A prendere peggio la rivelazione sarebbe stata Sofia, piangendo un po’, mentre Daniel avrebbe reagito più serenamente. Per entrambi ora il futuro è un’incognita: adattarsi a una lingua e cultura che è propria solo sul passaporto sarà una sfida enorme, per di più senza poter rivedere gli amici di Lubiana.
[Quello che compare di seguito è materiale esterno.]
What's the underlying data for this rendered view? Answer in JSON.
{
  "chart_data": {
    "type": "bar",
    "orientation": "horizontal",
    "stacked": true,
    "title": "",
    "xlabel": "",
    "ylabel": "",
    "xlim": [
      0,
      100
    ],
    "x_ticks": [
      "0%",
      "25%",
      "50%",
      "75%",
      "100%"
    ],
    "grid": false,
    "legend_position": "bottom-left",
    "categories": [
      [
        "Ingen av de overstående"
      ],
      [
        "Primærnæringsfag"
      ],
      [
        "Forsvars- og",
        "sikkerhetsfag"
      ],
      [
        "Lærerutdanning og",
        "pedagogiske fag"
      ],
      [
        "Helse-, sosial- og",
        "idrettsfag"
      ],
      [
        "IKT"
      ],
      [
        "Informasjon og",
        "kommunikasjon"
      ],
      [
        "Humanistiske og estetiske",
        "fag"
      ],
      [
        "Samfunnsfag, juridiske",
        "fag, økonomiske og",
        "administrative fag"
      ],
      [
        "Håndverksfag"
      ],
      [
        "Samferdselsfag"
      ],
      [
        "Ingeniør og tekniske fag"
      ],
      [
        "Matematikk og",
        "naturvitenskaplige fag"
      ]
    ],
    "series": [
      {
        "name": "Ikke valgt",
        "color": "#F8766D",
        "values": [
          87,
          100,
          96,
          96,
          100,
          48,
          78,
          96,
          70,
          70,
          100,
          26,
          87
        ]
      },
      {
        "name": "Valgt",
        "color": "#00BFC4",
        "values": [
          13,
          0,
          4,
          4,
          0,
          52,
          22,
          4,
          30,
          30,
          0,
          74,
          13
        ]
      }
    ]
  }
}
La famiglia Dultsev è solo l’ultima di una lunga serie di “famiglie sotto copertura” che hanno dovuto rivelare ai propri figli il loro vero mestiere solo a copertura saltata. Don e Ann Heathfield – psuedonimi di Andrei Bezrukov ed Elena Vavilova – lo hanno dovuto dire nel 2010 ai figlioletti Tim e Alex, che credevano di essere canadesi e vivevano a Cambridge, in Massachusetts. Uno shock probabilmente simile a quello provato dal figlio della coppia pseudo-peruviana formata da Juan Lazaro (Mikhail Vasenkov) e sua moglie Vicky Pelaez (Lyudmila): a squarciare il velo di Maya della loro doppia vita newyorkese è stata l’FBI nello stesso anno.